If your having probs call a NICEIC registered electrician, if they don't know then they can call the NIC and find out, the NIC know everything! Don't do it yourself because it will need testing afterwards on the appropriate documents


----------



## Mattman (Jan 6, 2012)

If your having problems then get a NICEIC registered sparks, if they don't know then they can call the NIC because they know everything n I mean absolutely everything without even turning the front cover of the regs book! Don't do it your self because it will have tobe tested after giving u the proper documents to handover


----------



## Specialist (Nov 18, 2011)

Hi Mattman: Sorry to Dissilusion you but the NIC don't know everything, far from it.
As for getting an NICEIC registered Electrician in to do something, your just as likely to pick an incompetent Electrician doing that as you are using an Unregistered 1. Take it from someone who knows, after spending years clearing up the mess after both types, Registration with the NIC is not guaranteed to mean your a good Electrician.


----------



## Mattman (Jan 6, 2012)

Ur right, I'm just speaking from the experience I've had with them.
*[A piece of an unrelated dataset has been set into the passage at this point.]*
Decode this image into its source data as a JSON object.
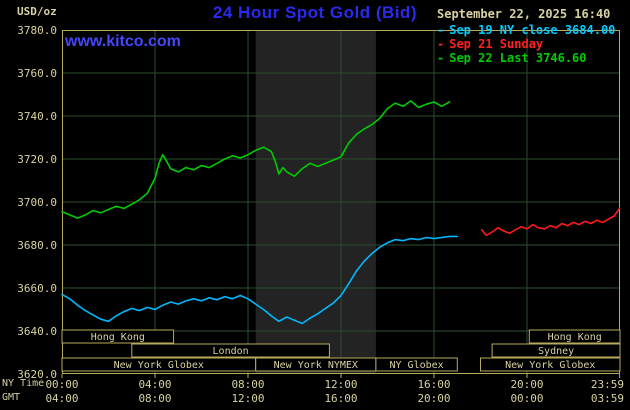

On the occasions that ive dealt with the NIC they have known absolutely everything I throw at them. I ring them maybe once or twice a month, I'm not NIC registered yet but plan tobe only because clients tend to trust sparkys that are registered with them. I agree also that even registered sparks can mess up a job, it drives me insane going to a job where a NIC spark has done work and its like a child has done it. I love being an electrician, I really do, nothing makes me happier then lookin back at my work knowing that what I've done is perfect. Sayin that, I would always recommend a spark that is NIC registered because If they have the ability to sign off a job with the paper work then they can be held accountable. There's a lot of good sparks out there, but the bad ones are giving us a bad name with over pricing, bad work and generally being useless!


----------



## pep-electric.co.uk (Jan 20, 2012)

*Always armour if You have a doubt*

In my opinion You should always do better what is the plan. If You have a doubt this is sign should be armored etc...

Regards

http://pep-electric.co.uk


----------



## peterkenney (Mar 2, 2012)

i gotta put a dedicated cu on henley blocks for a pv system ,its a 16a breaker what rating does it have to be , and what size tails anybody


----------